City Reviewing Plans To Demolish 'Hemlock Tavern' For Lower Polk Development

City Reviewing Plans To Demolish 'Hemlock Tavern' For Lower Polk DevelopmentPhoto: Hemlock Tavern
Carrie Sisto
Published on December 06, 2017

This morning, the Planning Department is hosting its first public hearing regarding plans to demolish 1145 Polk St. to construct a new 54-unit, mixed use building in its place.

We reported in 2015 that the entire block—between Hemlock, Polk, and Sutter streets—was being sold to developers Dolman Property Group, which plans to turn it into apartments. 

Those plans were officially filed in early November, and include a 6-story building with 54 residential units and four ground-floor and basement retail spaces totaling 7,515 square feet. 

Rendering of proposed 1145 Polk St. | via SF Planning 

If approved, the plans would mark the end of Hemlock Tavern, although its current lease runs through 2021.

A representative of the developer, doing business 1145 Polk LLC, asked whether the bar could hang on to its liquor license and move back into its same location in the new building. Because the building will be voluntarily demolished, any new business would need a new conditional use permit, Planning responded.

The property is in the Lower Polk Street Alcohol Restricted Use District, which disallows the issuance of new alcohol permits; whenever a bar or restaurant has stopped using its license for a year or more, it is considered abandoned. 

The Lower Polk Alcohol Restricted Use District | Image: SF Planning

“To prevent abandonment of the bar, it must relocate in the same location without an increase to the amount of square footage used for the sale of alcoholic beverages, in less than one year,” according to the zoning administrator.

The proposed development is expected to take at least 18 months to construct, according to documents filed with Planning. These requirements would not apply if the music venue and bar were a bona fide eating place that served meals during typical business hours.

Today's meeting will focus on the development’s application for an exemption from the typical size requirements for its rear yard, an effort to comply with guidance it received by the Planning Department.

In comments provided to the project’s initial planning application, Planning asked developers to have the maximum amount of store frontage available on all three sides of the building to maximize retail access. 

“If the standard 25 percent rear yard were to be designed at the north or south end of the project, then urban street frontage would not be accomplished on all frontages, as the Planning Department requested,” said David Sternberg, an architect who's acting as the agent and representative of the owner, Pacific Realty Exchange.

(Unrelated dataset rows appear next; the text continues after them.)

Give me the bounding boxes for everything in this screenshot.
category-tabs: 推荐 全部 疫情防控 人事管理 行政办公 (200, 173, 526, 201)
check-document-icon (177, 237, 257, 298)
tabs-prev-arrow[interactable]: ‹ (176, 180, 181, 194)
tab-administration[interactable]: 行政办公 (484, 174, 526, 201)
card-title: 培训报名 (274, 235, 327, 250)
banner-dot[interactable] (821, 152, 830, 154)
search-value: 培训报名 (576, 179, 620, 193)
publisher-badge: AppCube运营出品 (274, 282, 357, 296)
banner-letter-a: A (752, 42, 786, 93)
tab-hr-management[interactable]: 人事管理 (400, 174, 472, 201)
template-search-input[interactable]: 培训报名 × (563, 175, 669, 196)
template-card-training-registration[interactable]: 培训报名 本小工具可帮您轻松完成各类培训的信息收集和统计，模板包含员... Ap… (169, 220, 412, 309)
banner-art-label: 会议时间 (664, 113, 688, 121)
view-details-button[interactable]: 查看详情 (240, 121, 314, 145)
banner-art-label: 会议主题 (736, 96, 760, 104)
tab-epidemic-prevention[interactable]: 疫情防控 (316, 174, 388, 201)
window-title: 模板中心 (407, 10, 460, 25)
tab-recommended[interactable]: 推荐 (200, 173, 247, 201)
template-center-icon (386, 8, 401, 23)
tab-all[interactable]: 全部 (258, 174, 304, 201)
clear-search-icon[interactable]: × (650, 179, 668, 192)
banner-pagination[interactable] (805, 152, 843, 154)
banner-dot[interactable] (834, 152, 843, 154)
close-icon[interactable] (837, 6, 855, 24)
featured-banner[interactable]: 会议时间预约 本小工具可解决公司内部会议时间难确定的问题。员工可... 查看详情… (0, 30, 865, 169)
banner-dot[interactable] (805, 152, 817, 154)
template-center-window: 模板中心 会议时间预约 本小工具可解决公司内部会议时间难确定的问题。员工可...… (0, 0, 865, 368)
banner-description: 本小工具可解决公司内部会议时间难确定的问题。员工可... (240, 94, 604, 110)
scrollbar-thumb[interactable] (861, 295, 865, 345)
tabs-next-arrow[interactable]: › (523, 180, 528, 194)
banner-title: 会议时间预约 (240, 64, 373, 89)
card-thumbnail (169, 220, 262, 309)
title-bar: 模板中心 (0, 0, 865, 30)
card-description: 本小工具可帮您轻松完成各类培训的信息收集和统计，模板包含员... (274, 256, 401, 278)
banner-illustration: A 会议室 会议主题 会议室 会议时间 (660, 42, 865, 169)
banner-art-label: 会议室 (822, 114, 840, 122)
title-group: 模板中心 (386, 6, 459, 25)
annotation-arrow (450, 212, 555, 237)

According to documents filed with Planning, the building will also have a 5,465-square-foot roof terrace for all residents. It would also include a 16-foot tall elevator penthouse and two 10-foot-tall stair penthouses on the roof, with the tallest point 80 feet above street level.

Hemlock Tavern isn't the only tenant that may lose its current home. Café Zitouna, Skylight Grocery & Produce, Sudachi Sushi Bar and The Natural Mattress Store also call the block home, as does Masjid Al-Tawheed, a Sunni mosque run by the Yemeni Association of San Francisco.

The Sutter Street side of the block. | Photo: Nuala Sawyer/Hoodline

The project was found to be exempt from California’s state environmental review process in October, but would still need a demolition permit and a building permit if it receives the rear yard variance it is seeking.